In every commercial enterprise there seems to be an ever increasing frontier of magic words, like Jack’s magic beans, that promise to take the ‘thing’, whatever it may be, to ever increasing heights. As in everything else, it exists for coffee too. Magic words like ‘organic’, ‘fair trade’, ‘direct trade’ and ‘relationship coffee’. Add to those ‘seasonal’.
(Now at this point you’re probably saying to yourself which word is he going to single out for a verbal spanking and how is Sump doing it better than the implied person or persons this blog piece will be ever so indirectly and cleverly sniping at. I’m glad you asked. Seasonality. And no one.)

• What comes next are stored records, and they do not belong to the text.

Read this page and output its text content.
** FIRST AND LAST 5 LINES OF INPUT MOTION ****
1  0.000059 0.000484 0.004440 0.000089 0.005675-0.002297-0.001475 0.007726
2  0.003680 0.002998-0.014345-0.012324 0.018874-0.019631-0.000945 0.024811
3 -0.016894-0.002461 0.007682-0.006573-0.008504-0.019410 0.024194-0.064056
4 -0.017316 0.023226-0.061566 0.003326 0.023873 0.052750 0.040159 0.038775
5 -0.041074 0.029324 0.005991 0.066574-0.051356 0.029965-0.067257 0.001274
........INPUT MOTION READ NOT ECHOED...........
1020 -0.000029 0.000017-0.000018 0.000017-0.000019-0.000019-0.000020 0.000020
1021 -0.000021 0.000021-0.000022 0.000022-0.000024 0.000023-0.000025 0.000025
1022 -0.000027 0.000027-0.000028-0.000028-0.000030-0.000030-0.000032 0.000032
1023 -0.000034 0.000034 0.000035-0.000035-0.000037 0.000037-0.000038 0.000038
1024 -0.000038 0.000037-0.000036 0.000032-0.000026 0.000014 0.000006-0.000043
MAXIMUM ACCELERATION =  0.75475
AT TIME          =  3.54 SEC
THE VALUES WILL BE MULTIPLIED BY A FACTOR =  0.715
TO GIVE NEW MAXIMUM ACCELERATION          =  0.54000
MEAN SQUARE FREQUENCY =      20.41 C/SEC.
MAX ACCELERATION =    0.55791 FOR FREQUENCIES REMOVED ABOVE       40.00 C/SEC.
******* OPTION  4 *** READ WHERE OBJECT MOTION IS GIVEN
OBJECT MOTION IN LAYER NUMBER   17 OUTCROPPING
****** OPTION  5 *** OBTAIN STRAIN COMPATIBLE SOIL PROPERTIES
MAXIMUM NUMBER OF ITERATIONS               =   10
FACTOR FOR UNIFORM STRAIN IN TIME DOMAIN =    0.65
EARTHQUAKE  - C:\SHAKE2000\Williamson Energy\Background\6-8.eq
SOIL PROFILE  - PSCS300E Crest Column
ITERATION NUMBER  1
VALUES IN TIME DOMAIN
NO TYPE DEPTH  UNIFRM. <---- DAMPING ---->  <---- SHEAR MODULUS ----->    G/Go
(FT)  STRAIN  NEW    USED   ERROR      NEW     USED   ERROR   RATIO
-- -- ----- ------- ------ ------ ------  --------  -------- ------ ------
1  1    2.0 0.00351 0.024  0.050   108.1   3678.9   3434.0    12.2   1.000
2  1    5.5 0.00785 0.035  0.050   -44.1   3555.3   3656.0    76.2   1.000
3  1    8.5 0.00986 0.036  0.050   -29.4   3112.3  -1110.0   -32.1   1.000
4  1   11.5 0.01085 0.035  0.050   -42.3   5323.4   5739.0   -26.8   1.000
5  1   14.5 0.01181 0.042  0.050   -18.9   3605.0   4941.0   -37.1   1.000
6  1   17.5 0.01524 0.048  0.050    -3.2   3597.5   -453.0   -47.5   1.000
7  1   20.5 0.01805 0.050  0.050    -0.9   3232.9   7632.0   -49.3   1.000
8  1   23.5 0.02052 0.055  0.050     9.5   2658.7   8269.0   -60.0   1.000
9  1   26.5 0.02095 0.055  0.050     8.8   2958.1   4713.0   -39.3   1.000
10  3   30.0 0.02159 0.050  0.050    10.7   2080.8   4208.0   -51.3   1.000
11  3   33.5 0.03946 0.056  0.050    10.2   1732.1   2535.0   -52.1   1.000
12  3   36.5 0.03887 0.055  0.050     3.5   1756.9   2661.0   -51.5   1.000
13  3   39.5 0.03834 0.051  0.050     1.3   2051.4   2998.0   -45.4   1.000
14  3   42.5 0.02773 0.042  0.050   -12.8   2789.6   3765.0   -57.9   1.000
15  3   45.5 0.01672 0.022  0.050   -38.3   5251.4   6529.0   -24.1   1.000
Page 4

I often ask myself, what is the purpose of this ‘thing’ I do, and by ‘thing’ I mean living. Most days it’s about creating these small moments that resonate beyond the present -that accrete over time -thus becoming a full ‘thing’. And while creating those moments, knowing in the moment, that they can’t be held -that they don’t last. In a more artful articulation of this conception we have:
(the poetic)
Willa Cather
Oh, this is the joy of the rose:
That it blows,
And goes.
(from antiquity)
Heraclitus
"Everything flows and nothing abides [except the Dude],
everything gives way and nothing stays fixed."
(brackets my own)
(from the spiritual)
Pema Chodron
"Everything is in process. Everything —every tree, every blade of grass, all the animals, insects, human beings, buildings, the animate and inanimate —is always changing, moment to moment."

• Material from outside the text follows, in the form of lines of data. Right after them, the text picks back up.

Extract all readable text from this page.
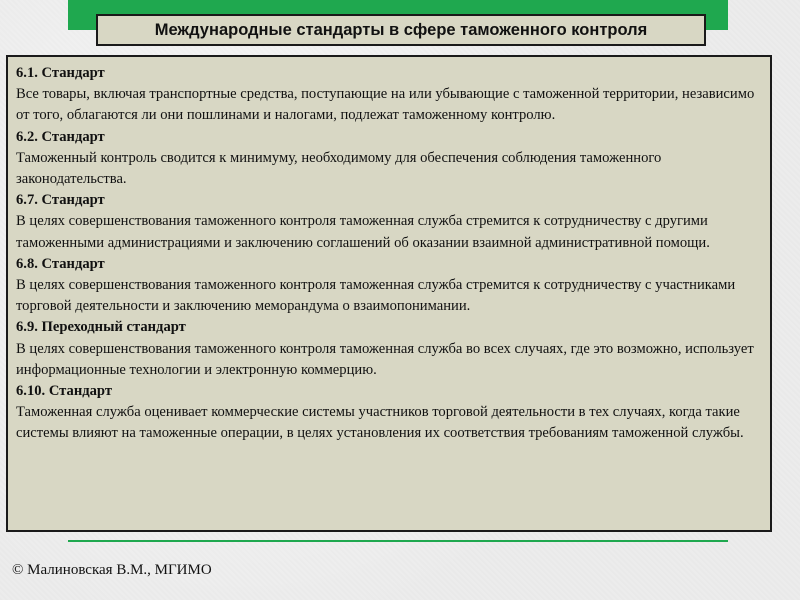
Международные стандарты в сфере таможенного контроля
6.1. Стандарт
Все товары, включая транспортные средства, поступающие на или убывающие с таможенной территории, независимо от того, облагаются ли они пошлинами и налогами, подлежат таможенному контролю.
6.2. Стандарт
Таможенный контроль сводится к минимуму, необходимому для обеспечения соблюдения таможенного законодательства.
6.7. Стандарт
В целях совершенствования таможенного контроля таможенная служба стремится к сотрудничеству с другими таможенными администрациями и заключению соглашений об оказании взаимной административной помощи.
6.8. Стандарт
В целях совершенствования таможенного контроля таможенная служба стремится к сотрудничеству с участниками торговой деятельности и заключению меморандума о взаимопонимании.
6.9. Переходный стандарт
В целях совершенствования таможенного контроля таможенная служба во всех случаях, где это возможно, использует информационные технологии и электронную коммерцию.
6.10. Стандарт
Таможенная служба оценивает коммерческие системы участников торговой деятельности в тех случаях, когда такие системы влияют на таможенные операции, в целях установления их соответствия требованиям таможенной службы.
© Малиновская В.М., МГИМО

This brings me back to seasonality and coffee. Just like a local, in-season tomato tastes head and shoulders better than the tomatoes you get the rest of the year -so too does a coffee in season. And just as your palate yearns for that fleeting annual window for that tomato -so too does mine for certain coffees and certain times of year. But it’s not as simple as that, it’s a metaphor for the painful impermanence of every moment. Or think of it this way, when you were a kid (starting from some assumed shared regional and cultural in common factors), christmas happened once a year and you felt it, it took forever to come, but oh did it come. And even though it may have felt it some times, it didn’t sour the other 364 days.

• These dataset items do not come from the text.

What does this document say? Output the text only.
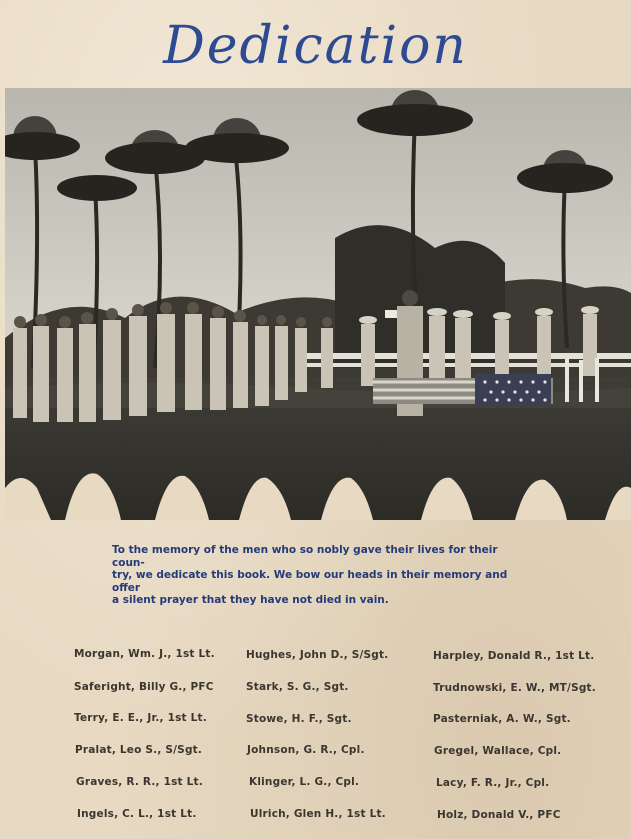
Dedication
To the memory of the men who so nobly gave their lives for their coun-
try, we dedicate this book. We bow our heads in their memory and offer
a silent prayer that they have not died in vain.
Morgan, Wm. J., 1st Lt.
Saferight, Billy G., PFC
Terry, E. E., Jr., 1st Lt.
Pralat, Leo S., S/Sgt.
Graves, R. R., 1st Lt.
Ingels, C. L., 1st Lt.
Hughes, John D., S/Sgt.
Stark, S. G., Sgt.
Stowe, H. F., Sgt.
Johnson, G. R., Cpl.
Klinger, L. G., Cpl.
Ulrich, Glen H., 1st Lt.
Harpley, Donald R., 1st Lt.
Trudnowski, E. W., MT/Sgt.
Pasterniak, A. W., Sgt.
Gregel, Wallace, Cpl.
Lacy, F. R., Jr., Cpl.
Holz, Donald V., PFC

So back to coffee and seasonality. It’s about to be christmas time for me. Come April/May -boom, bows and wrapping everywhere, because the new/fresh crop of Ethiopian and Kenyan coffees will start to make land fall in North America.
Now this fact, doesn’t make the other days or coffees less. It contextualizes the whole of the coffee drinking experience for me year round. If you follow the sun and hustle the harvest as the crops come in from around the world’s coffee growing regions, it makes each moment, though fleeting, feel rich, sometimes a bit sad, but always on the verge of that next amazing cup.